Presidente
da AEANG, Inspectora CORA PENA
Chegámos ao termo deste Congresso e, a mim cabe, como Presidente da AEANG, proferir algumas palavras já que o Sr. Dr. Costa Borges o fez na sua abertura.
Desejo agradecer a distinção que nos foi conferida pelas personalidades que presidem à Comissão de Honra; também às individualidades, assim como Imprensa e Rádio que tiveram a bondade de corresponder ao nosso convite com a sua presença nesta sala. Aos Espoliados do Ultramar que de longe ou de perto vieram para connosco conviverem momentos tão altos da nossa causa o meu abraço muito afectuoso.
A minha mensagem será muito breve, porém eu queria poder fazê-la altamente alusiva ao sentimento que nos une e, que mais não é, o de sermos CREDORES DO ESTADO PORTUGÊS que não honra para connosco os seus compromissos.

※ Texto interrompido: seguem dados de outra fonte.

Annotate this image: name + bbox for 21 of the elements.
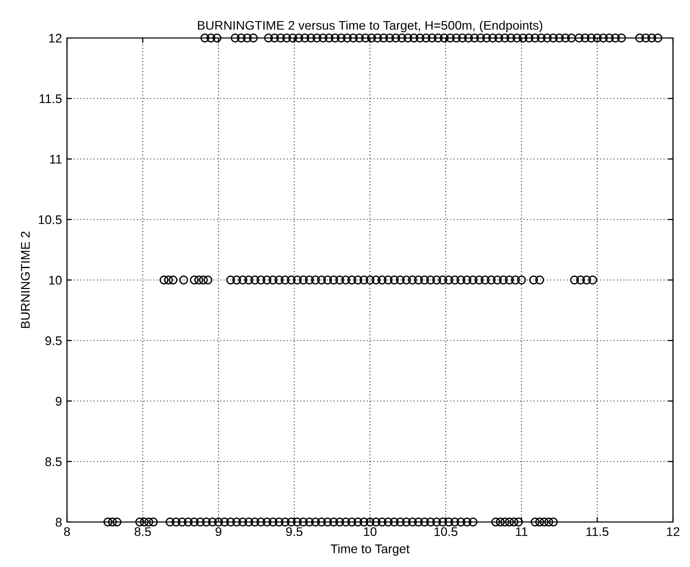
y-tick-label: 8	[56, 518, 62, 527]
y-axis-title: BURNINGTIME 2	[20, 232, 30, 328]
x-tick-label: 8.5	[134, 527, 151, 536]
x-tick-label: 10	[364, 527, 376, 536]
x-tick-label: 9.5	[286, 527, 302, 536]
x-tick-label: 10.5	[434, 527, 458, 536]
y-tick-label: 10	[49, 276, 62, 285]
x-tick-label: 12	[667, 527, 680, 536]
y-tick-label: 8.5	[45, 457, 62, 466]
y-tick-label: 11.5	[40, 94, 62, 104]
x-axis-title: Time to Target	[330, 544, 410, 556]
x-tick-label: 11	[516, 527, 528, 536]
y-tick-label: 10.5	[38, 215, 62, 224]
x-tick-label: 9	[216, 527, 222, 536]
x-tick-label: 11.5	[586, 527, 608, 536]
y-tick-label: 9.5	[45, 336, 62, 346]
chart-title: BURNINGTIME 2 versus Time to Target, H=500m, (Endpoints)	[198, 20, 542, 32]
x-tick-label: 8	[64, 527, 70, 536]
y-tick-label: 11	[50, 154, 62, 164]
y-tick-label: 12	[49, 34, 62, 43]
y-tick-label: 9	[56, 396, 62, 406]
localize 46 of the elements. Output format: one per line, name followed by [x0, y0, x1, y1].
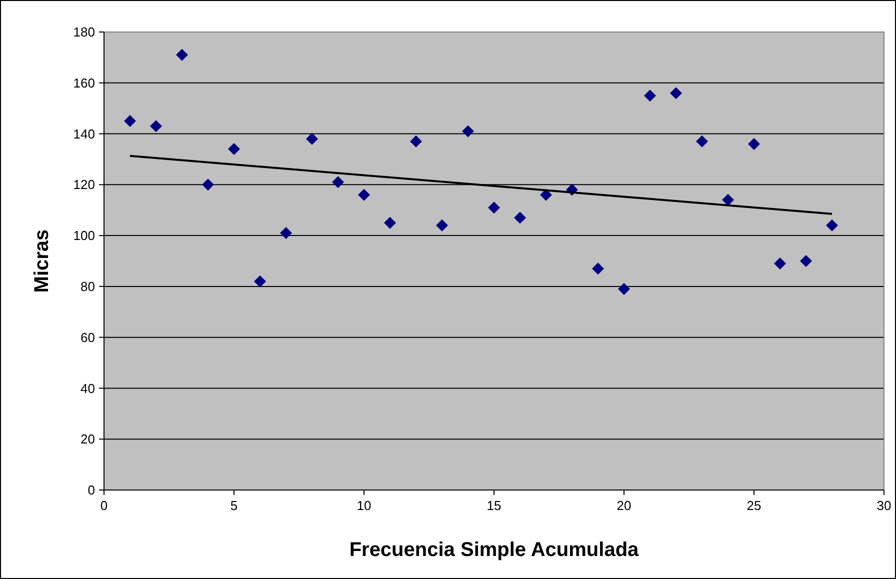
x-tick-label: 15: [486, 498, 502, 513]
y-tick-label: 80: [80, 278, 95, 294]
x-axis-title: Frecuencia Simple Acumulada: [349, 539, 640, 561]
point: [826, 219, 838, 232]
y-tick-label: 60: [80, 330, 95, 345]
x-tick-label: 10: [356, 498, 372, 513]
y-tick-label: 180: [73, 24, 95, 40]
y-tick-label: 140: [73, 126, 95, 142]
point: [488, 202, 500, 214]
point: [462, 125, 474, 138]
point: [228, 143, 240, 156]
y-tick-label: 160: [73, 75, 95, 90]
point: [436, 219, 448, 232]
point: [696, 135, 708, 148]
point: [332, 176, 344, 188]
x-tick-label: 5: [230, 498, 238, 513]
x-tick-label: 0: [100, 498, 108, 513]
point: [540, 188, 552, 201]
point: [202, 178, 214, 191]
y-tick-label: 20: [80, 432, 95, 447]
point: [644, 90, 656, 102]
point: [124, 115, 136, 128]
point: [514, 212, 526, 224]
point: [618, 282, 630, 295]
y-tick-label: 120: [73, 177, 95, 192]
point: [410, 135, 422, 148]
point: [254, 275, 266, 288]
point: [150, 120, 162, 132]
x-tick-label: 20: [616, 498, 632, 513]
y-tick-label: 0: [88, 482, 95, 498]
x-tick-label: 30: [876, 498, 892, 513]
point: [748, 138, 760, 150]
y-tick-label: 100: [73, 228, 95, 244]
point: [384, 216, 396, 229]
point: [722, 194, 734, 206]
point: [592, 262, 604, 275]
point: [280, 227, 292, 240]
point: [358, 188, 370, 201]
point: [774, 258, 786, 270]
y-axis-title: Micras: [31, 229, 53, 293]
x-tick-label: 25: [746, 498, 762, 513]
y-tick-label: 40: [80, 380, 95, 396]
point: [670, 87, 682, 100]
point: [176, 48, 188, 61]
point: [800, 255, 812, 267]
point: [306, 132, 318, 145]
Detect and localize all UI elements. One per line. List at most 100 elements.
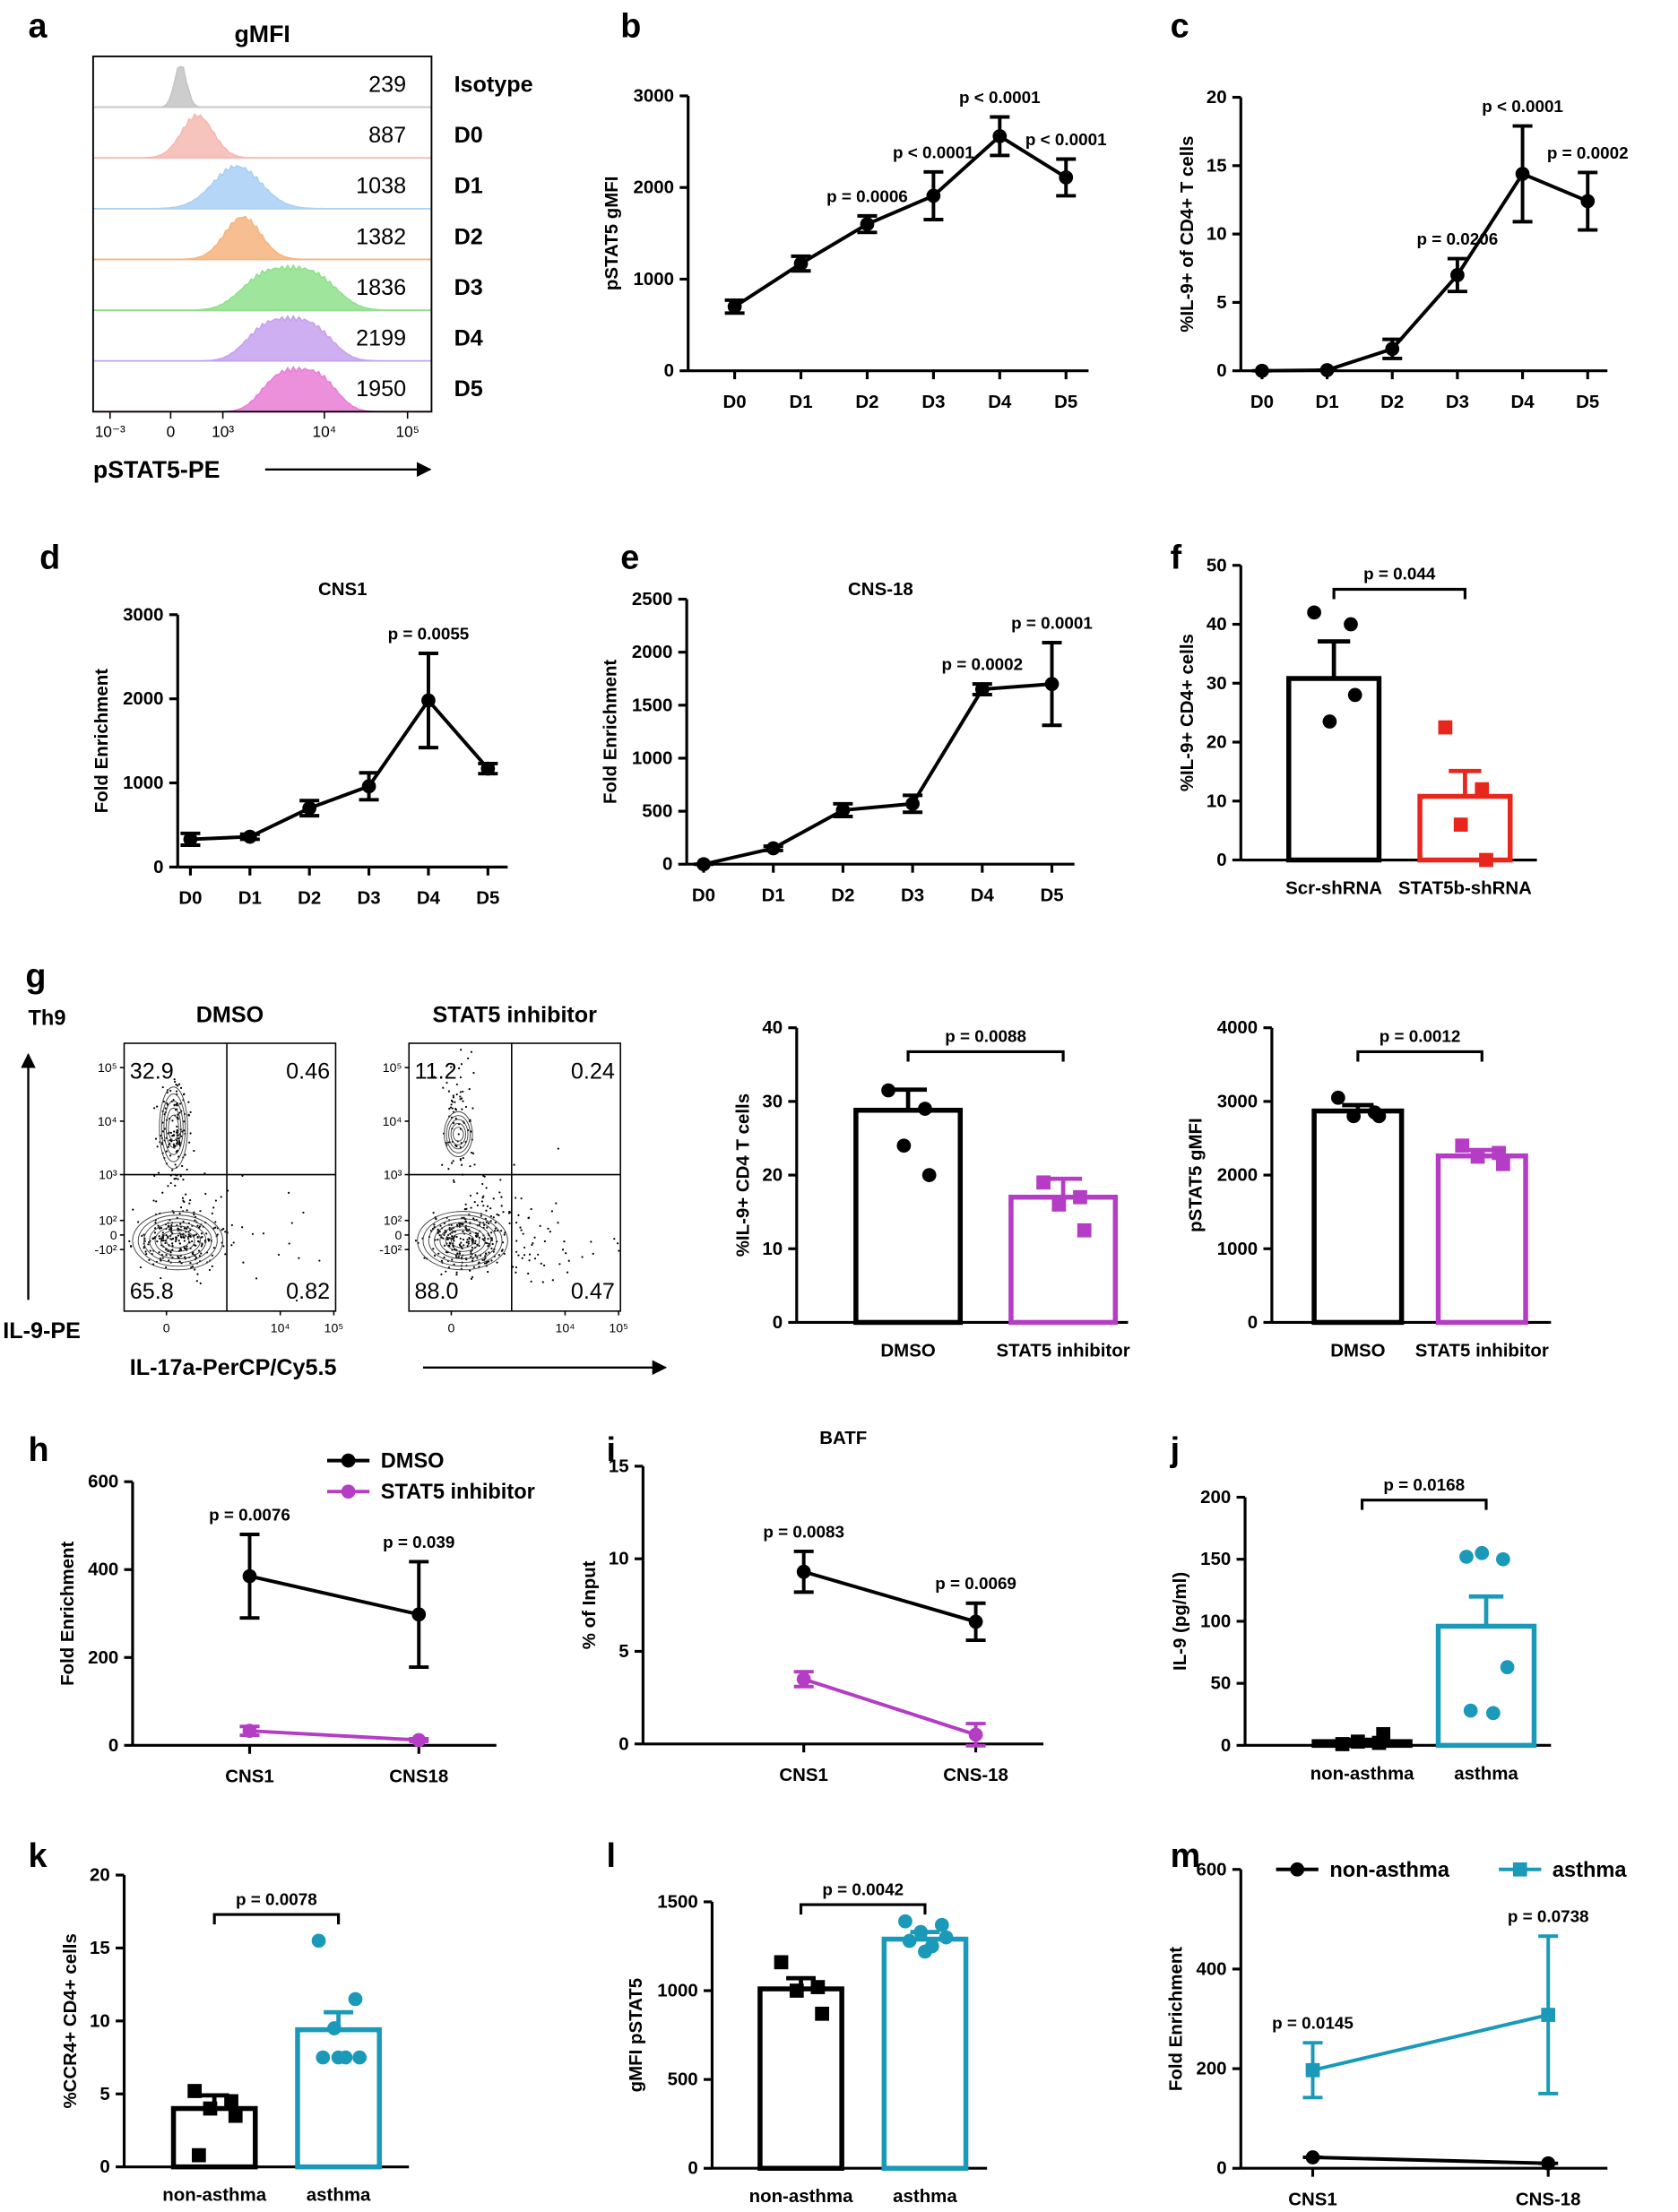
event-dot (567, 1259, 570, 1262)
y-tick-label: 10³ (99, 1168, 117, 1182)
data-point (902, 1933, 917, 1948)
event-dot (470, 1277, 473, 1280)
event-dot (169, 1250, 172, 1253)
x-tick-label: D3 (901, 885, 924, 905)
event-dot (169, 1228, 171, 1231)
event-dot (160, 1226, 163, 1230)
point (860, 217, 875, 231)
event-dot (473, 1163, 476, 1166)
error-bar (1468, 1594, 1504, 1627)
error-bar (889, 1087, 928, 1110)
event-dot (195, 1244, 197, 1247)
event-dot (459, 1091, 462, 1093)
event-dot (470, 1255, 472, 1257)
p-value: p = 0.0069 (935, 1574, 1016, 1593)
event-dot (184, 1227, 186, 1230)
data-point (1376, 1727, 1391, 1741)
event-dot (616, 1242, 619, 1245)
point (1541, 2156, 1556, 2171)
event-dot (187, 1235, 190, 1238)
point (796, 1564, 811, 1579)
contour (154, 1225, 201, 1256)
series-line (190, 697, 489, 842)
event-dot (455, 1093, 458, 1096)
event-dot (489, 1220, 492, 1223)
data-point (1073, 1189, 1087, 1205)
event-dot (191, 1252, 194, 1255)
event-dot (515, 1197, 517, 1199)
data-point (203, 2101, 218, 2116)
event-dot (470, 1151, 473, 1154)
gmfi-value: 1836 (356, 275, 406, 300)
gmfi-value: 2199 (356, 326, 406, 351)
event-dot (480, 1214, 482, 1217)
event-dot (166, 1102, 169, 1105)
event-dot (457, 1256, 460, 1258)
event-dot (438, 1234, 441, 1237)
x-tick-label: D3 (921, 392, 945, 412)
x-tick-label: D2 (1380, 392, 1404, 412)
event-dot (517, 1254, 520, 1257)
data-point (898, 1914, 913, 1929)
event-dot (130, 1245, 133, 1248)
event-dot (485, 1221, 489, 1223)
event-dot (445, 1081, 448, 1084)
x-tick-label: CNS-18 (1516, 2189, 1581, 2209)
y-tick-label: 10³ (384, 1168, 402, 1182)
series-line (733, 134, 1068, 308)
event-dot (472, 1071, 475, 1075)
event-dot (290, 1222, 293, 1224)
event-dot (440, 1259, 443, 1262)
event-dot (136, 1221, 140, 1223)
event-dot (461, 1108, 463, 1110)
event-dot (143, 1247, 145, 1249)
chart-title: CNS-18 (848, 579, 913, 600)
event-dot (437, 1252, 440, 1255)
y-tick-label: 10 (609, 1549, 629, 1569)
event-dot (472, 1217, 475, 1220)
event-dot (450, 1103, 453, 1106)
y-tick-label: 20 (1207, 87, 1227, 108)
event-dot (196, 1224, 199, 1227)
event-dot (476, 1257, 479, 1259)
event-dot (184, 1154, 186, 1156)
event-dot (153, 1231, 157, 1234)
event-dot (455, 1235, 458, 1239)
event-dot (167, 1224, 169, 1228)
contour (143, 1218, 212, 1264)
event-dot (178, 1242, 181, 1245)
event-dot (179, 1205, 183, 1209)
event-dot (167, 1145, 169, 1148)
y-tick-label: 5 (99, 2084, 109, 2104)
event-dot (462, 1231, 464, 1233)
x-tick-label: CNS-18 (943, 1765, 1008, 1785)
event-dot (161, 1191, 164, 1194)
data-point (1346, 1109, 1362, 1124)
event-dot (414, 1240, 418, 1242)
event-dot (522, 1232, 524, 1235)
series-line (249, 1574, 420, 1617)
event-dot (180, 1236, 183, 1239)
event-dot (198, 1225, 202, 1228)
x-tick-label: 0 (447, 1321, 454, 1335)
event-dot (466, 1239, 469, 1241)
y-tick-label: 0 (395, 1228, 402, 1242)
event-dot (241, 1226, 244, 1229)
x-tick-label: D2 (831, 885, 854, 905)
p-value: p = 0.0012 (1380, 1027, 1461, 1046)
event-dot (189, 1234, 192, 1237)
event-dot (528, 1253, 532, 1256)
y-tick-label: -10² (379, 1242, 402, 1257)
x-tick-label: D1 (238, 887, 262, 908)
x-tick-label: D2 (855, 392, 878, 412)
event-dot (182, 1220, 185, 1223)
y-tick-label: 2000 (1217, 1165, 1258, 1186)
event-dot (178, 1212, 181, 1214)
event-dot (160, 1276, 162, 1280)
event-dot (523, 1246, 526, 1249)
event-dot (517, 1214, 520, 1217)
event-dot (165, 1254, 168, 1257)
significance-bracket (1361, 1499, 1488, 1510)
event-dot (484, 1257, 487, 1259)
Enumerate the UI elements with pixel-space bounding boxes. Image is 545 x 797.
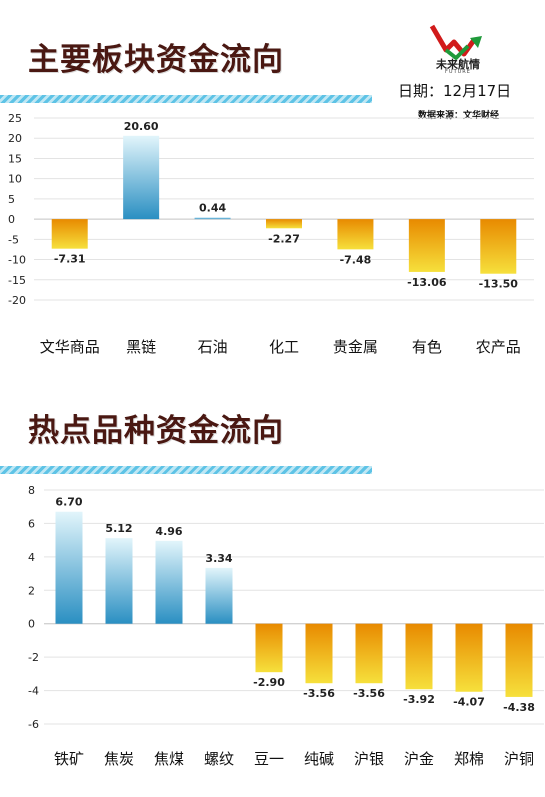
y-tick-label: 10: [8, 173, 22, 186]
y-tick-label: 4: [28, 551, 35, 564]
category-label: 有色: [412, 338, 442, 356]
data-label: -3.56: [303, 687, 335, 700]
sector-flow-chart: 25 20 15 10 5 0 -5 -10 -15 -20 -7.31 文华商品 20.60 黑链 0.4…: [8, 112, 534, 356]
y-tick-label: 5: [8, 193, 15, 206]
data-label: 0.44: [199, 201, 226, 214]
data-label: -2.90: [253, 676, 285, 689]
bar: [337, 219, 374, 250]
y-tick-label: -20: [8, 294, 26, 307]
data-label: 3.34: [205, 552, 232, 565]
bar: [255, 623, 283, 673]
data-label: 5.12: [105, 522, 132, 535]
y-tick-label: 0: [28, 618, 35, 631]
category-label: 郑棉: [454, 750, 484, 768]
y-tick-label: -5: [8, 233, 19, 246]
bar: [405, 623, 433, 690]
data-label: -13.06: [407, 276, 447, 289]
y-tick-label: -10: [8, 254, 26, 267]
category-label: 纯碱: [304, 750, 334, 768]
y-tick-label: 15: [8, 152, 22, 165]
category-label: 铁矿: [54, 750, 84, 768]
bar: [205, 567, 233, 624]
source-label: 数据来源：文华财经: [418, 111, 500, 121]
category-label: 农产品: [476, 338, 521, 356]
brand-subtitle: FUTURE: [445, 69, 471, 75]
category-label: 沪铜: [504, 750, 534, 768]
category-label: 沪银: [354, 750, 384, 768]
title-stripe-2: [0, 466, 372, 474]
chart2-title: 热点品种资金流向: [28, 413, 284, 449]
hot-variety-flow-chart: 8 6 4 2 0 -2 -4 -6 6.70 铁矿 5.12 焦炭 4.96 焦煤 3.34 螺纹 -2.90…: [28, 484, 544, 768]
category-label: 豆一: [254, 750, 284, 768]
y-tick-label: 8: [28, 484, 35, 497]
data-label: 20.60: [124, 120, 159, 133]
bar: [455, 623, 483, 692]
data-label: 4.96: [155, 525, 182, 538]
category-label: 焦炭: [104, 750, 134, 768]
data-label: -13.50: [479, 278, 519, 291]
category-label: 文华商品: [40, 338, 100, 356]
category-label: 化工: [269, 338, 299, 356]
data-label: -4.07: [453, 696, 485, 709]
y-tick-label: 20: [8, 132, 22, 145]
category-label: 沪金: [404, 750, 434, 768]
y-tick-label: -4: [28, 685, 39, 698]
y-tick-label: -15: [8, 274, 26, 287]
y-tick-label: 2: [28, 584, 35, 597]
bar: [480, 219, 517, 274]
category-label: 贵金属: [333, 338, 378, 356]
y-tick-label: -6: [28, 718, 39, 731]
logo-icon: [429, 24, 482, 60]
chart1-title: 主要板块资金流向: [28, 42, 284, 78]
bar: [408, 219, 445, 272]
category-label: 石油: [198, 338, 228, 356]
category-label: 螺纹: [204, 750, 234, 768]
bar: [194, 217, 231, 220]
title-stripe-1: [0, 95, 372, 103]
bar: [55, 511, 83, 624]
y-tick-label: -2: [28, 651, 39, 664]
data-label: -7.31: [54, 253, 86, 266]
bar: [155, 540, 183, 624]
bar: [266, 219, 302, 229]
category-label: 黑链: [126, 338, 156, 356]
brand-name: 未来航情: [436, 58, 480, 71]
data-label: -4.38: [503, 701, 535, 714]
date-label: 日期：12月17日: [398, 82, 512, 100]
data-label: -7.48: [340, 253, 372, 266]
bar: [105, 538, 133, 624]
data-label: -3.92: [403, 693, 435, 706]
data-label: -3.56: [353, 687, 385, 700]
data-label: -2.27: [268, 232, 300, 245]
y-tick-label: 25: [8, 112, 22, 125]
bar: [505, 623, 533, 697]
bar: [51, 219, 88, 249]
y-tick-label: 0: [8, 213, 15, 226]
category-label: 焦煤: [154, 750, 184, 768]
bar: [355, 623, 383, 684]
bar: [123, 135, 160, 220]
y-tick-label: 6: [28, 517, 35, 530]
bar: [305, 623, 333, 684]
data-label: 6.70: [55, 496, 82, 509]
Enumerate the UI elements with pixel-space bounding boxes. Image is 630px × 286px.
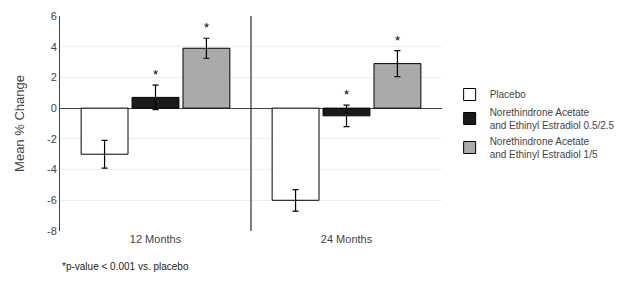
svg-text:-2: -2 <box>47 133 57 145</box>
svg-text:0: 0 <box>51 102 57 114</box>
svg-text:*: * <box>204 20 209 35</box>
svg-text:-8: -8 <box>47 225 57 237</box>
svg-text:Norethindrone Acetateand Ethin: Norethindrone Acetateand Ethinyl Estradi… <box>490 136 598 160</box>
svg-text:-6: -6 <box>47 194 57 206</box>
svg-text:*: * <box>344 87 349 102</box>
svg-text:-4: -4 <box>47 163 57 175</box>
svg-text:*: * <box>153 67 158 82</box>
svg-text:4: 4 <box>51 41 57 53</box>
svg-text:2: 2 <box>51 71 57 83</box>
svg-text:Mean % Change: Mean % Change <box>12 75 27 172</box>
svg-text:Norethindrone Acetateand Ethin: Norethindrone Acetateand Ethinyl Estradi… <box>490 107 615 131</box>
svg-text:24 Months: 24 Months <box>321 233 373 245</box>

Discriminados como temos sido por parte dos vários Governos que a Nação tem tido e, muito especialmente, pelo actual Governo encimado pelo Prof. Dr. Cavaco Silva, tivemos necessidade de nos organizarmos em duas associações para que, melhor unidos e orientados, pudéssemos reivindicar a justiça a que temos direito: AS INDEMNIZAÇÕES pelos bens que fomos obrigados a abandonar no Ultramar. Com eles milhares de quilómetros de solo pátrio ... as terras onde nascemos, vivíamos e trabalhávamos desenvolvendo-as e engrandecendo Portugal; eram terras de eleição onde se instalou a devastidão de uma guerra fratricida que semeia a fome, a doença, o terror e a morte, quando votadas ao abandono em nome de uma descolonização.
A nossa causa é de interesse nacional e, à escala de todo o País pelo que há todo o interesse por parte do Estado Português em pagar as indemnizações aos Espoliados ... que já não são aquelas vitimas sem defesa porque a sua defesa está bem patente na sua união e na obediência de voto. O voto é a arma que os políticos mais temem e mais desejam e nós sendo centenas de milhar, um milhão com as nossas famílias seremos, uma vez unidos e, respeitadores da obediência de voto, uma força que derrubará as barras de indiferença com que nos querem limitar, marcando a nossa VONTADE nas actuais presidenciais e nas próximas Legislativas, caso o Governo, até lá, não se definir. É que não podemos oferecer açúcar a quem nos tem enchido a boca de sal!
Fortemente unidos e, ainda, de mãos dadas aos 4 milhões de espoliados europeus filiados connosco na Confederação Europeia dos Espoliados do Ultramar (CESOM) não haverá fronteiras para a nossa solidariedade e reivindicações num país como PORTUGAL em que os Direitos do Homem não passam de um sentimento debochado por força da maioria dos seus políticos. Aqueles 4 milhões de Espoliados europeus já se viram indemnizados pêlos seus Estados. E nós quando seremos?
As nossas vontades unidas sobre o ultrage de que fomos vítimas até que vejamos o Estado Português ser uma pessoa de bem pagando a dívida que contraiu para connosco ao abandonar os territórios ultramarinos. Contra este ultrage a NOSSA UNIÃO e OBEDIÊNCIA DE VOTO no que foi determinado pelas Associações.